De cette manière, hélicoptère et aéronef à voilure fixe du Commandement aérien de combat n ° 3 pour effectuer des missions de surveillance, de reconnaissance et de renseignement, en plus de transporter du personnel militaire dans le secteur de Wawali, municipalité d'Uribía dans le département de La Guajira.
Au cours de l'opération, un bateau à profil bas d'environ 52 pieds de longueur a été trouvé, équipé de cinq moteurs hors-bord de 300 chevaux chacun, ainsi que d'un bateau de type Go Fast de 42 pieds avec quatre moteurs de 300 chevaux. Selon les enquêtes préliminaires, ces navires seraient utilisés pour transporter des cargaisons de drogue vers des routes maritimes internationales utilisées par des organisations criminelles transnationales.

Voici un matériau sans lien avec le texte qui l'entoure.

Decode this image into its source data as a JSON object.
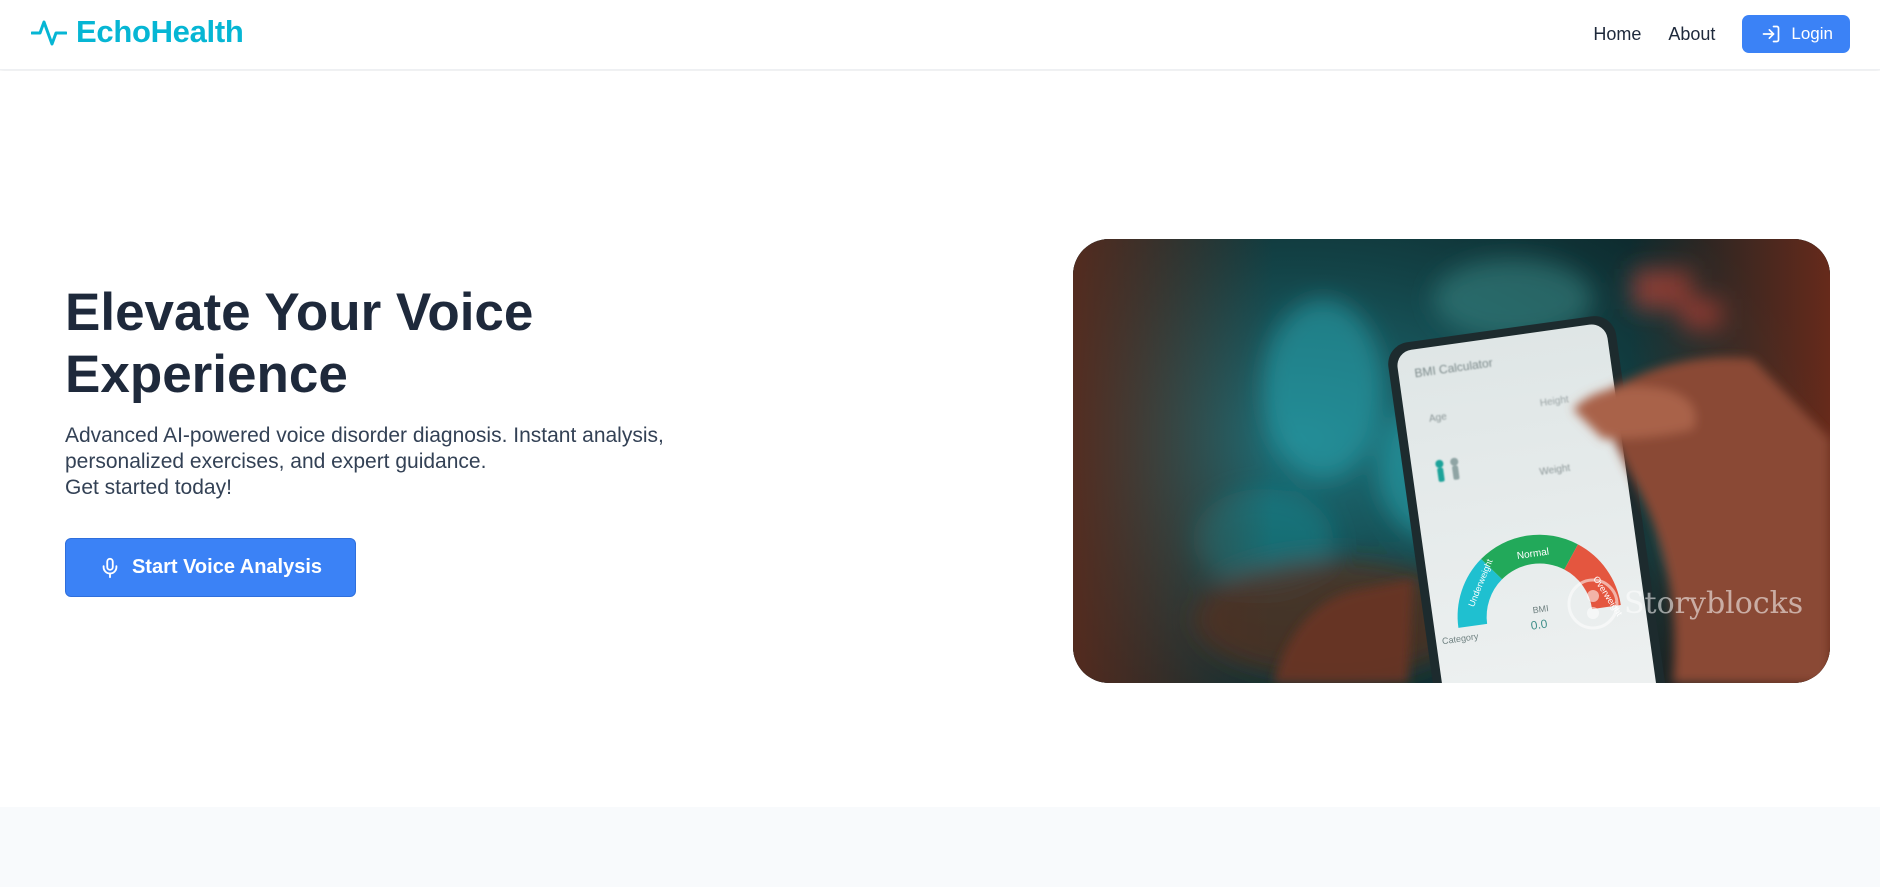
{
  "brand": {
    "name": "EchoHealth",
    "icon": "pulse-icon",
    "color": "#06b6d4"
  },
  "nav": {
    "items": [
      {
        "label": "Home"
      },
      {
        "label": "About"
      }
    ],
    "login_label": "Login",
    "login_icon": "login-arrow-icon"
  },
  "hero": {
    "title": "Elevate Your Voice Experience",
    "subtitle_lines": [
      "Advanced AI-powered voice disorder diagnosis. Instant analysis,",
      "personalized exercises, and expert guidance.",
      "Get started today!"
    ],
    "cta_label": "Start Voice Analysis",
    "cta_icon": "microphone-icon",
    "image": {
      "app_title": "BMI Calculator",
      "age_label": "Age",
      "height_label": "Height",
      "weight_label": "Weight",
      "gauge_labels": [
        "Underweight",
        "Normal",
        "Overweight"
      ],
      "bmi_label": "BMI",
      "bmi_value": "0.0",
      "category_label": "Category",
      "watermark": "Storyblocks"
    }
  },
  "colors": {
    "accent": "#3b82f6",
    "heading": "#1e293b",
    "brand": "#06b6d4"
  }
}
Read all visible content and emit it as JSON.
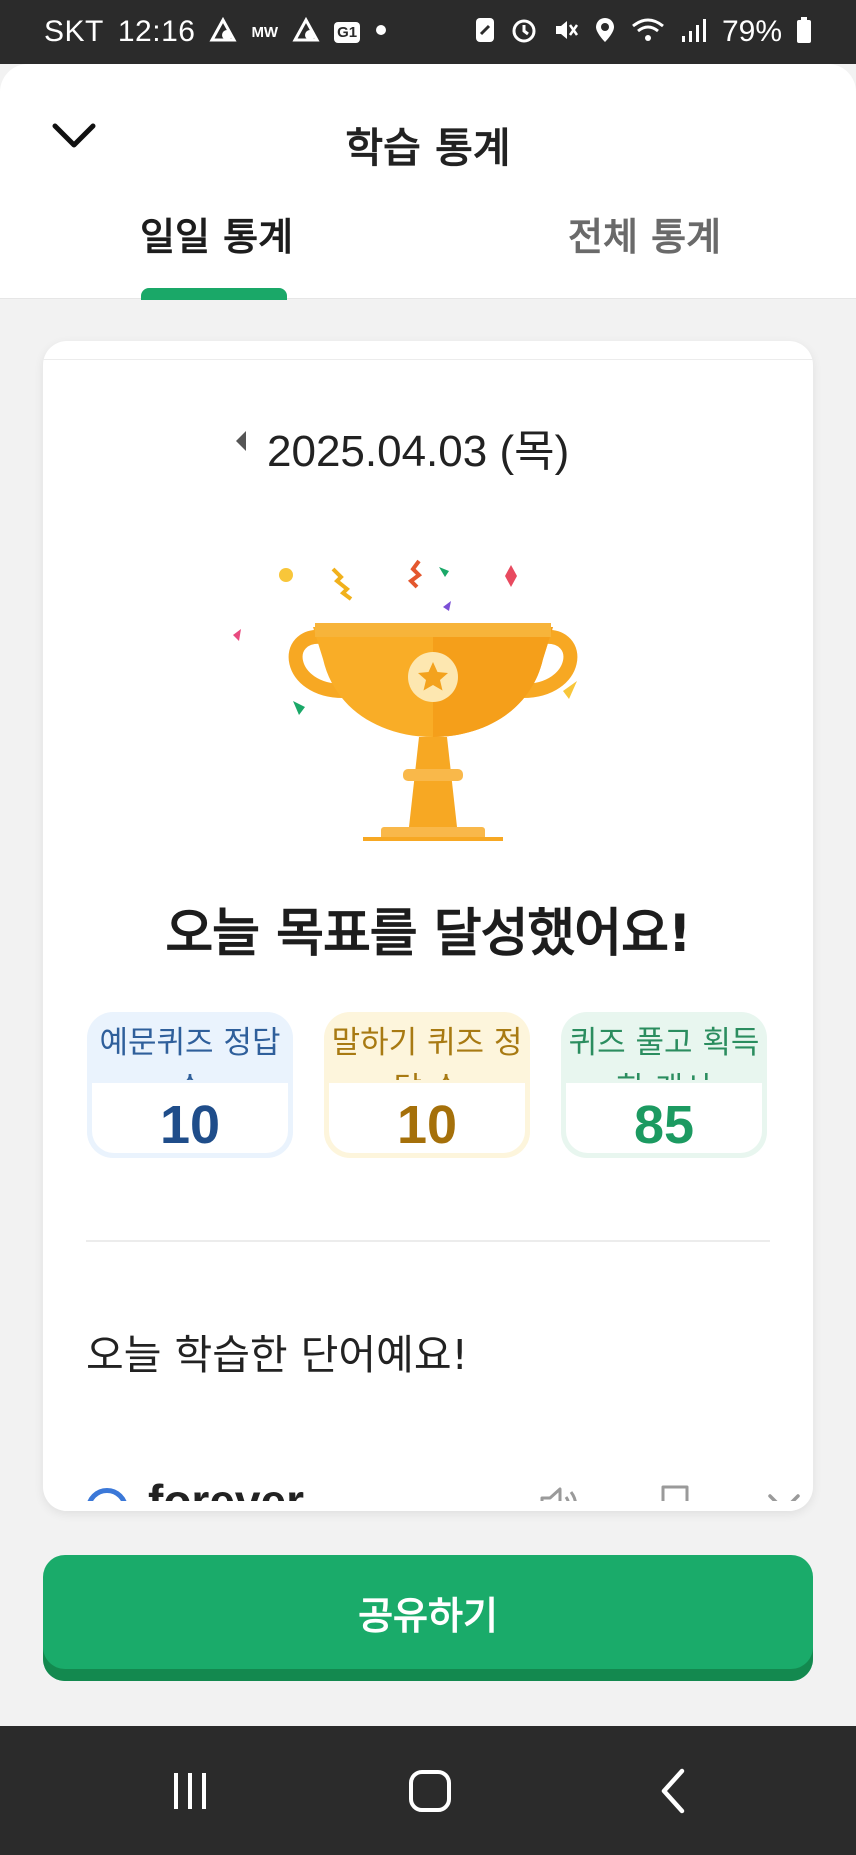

De même, 131 cartouches de différents calibres, quatre radios de communication, sept radios satellites, deux antennes Starlink, deux équipements GPS, quatre téléphones portables et trois gilets balistiques ont été saisis ; ce sont des éléments qui auraient été utilisés pour soutenir les activités logistiques, de coordination et de communication de cette structure de trafic de drogue.
Les bateaux à profil bas sont considérés comme l'un des principaux moyens utilisés par les réseaux de trafic de drogue pour échapper aux opérations des autorités, grâce à leur conception, leur vitesse et leur capacité de chargement, ce qui entraîne une perte importante des ressources logistiques de ces structures illégales.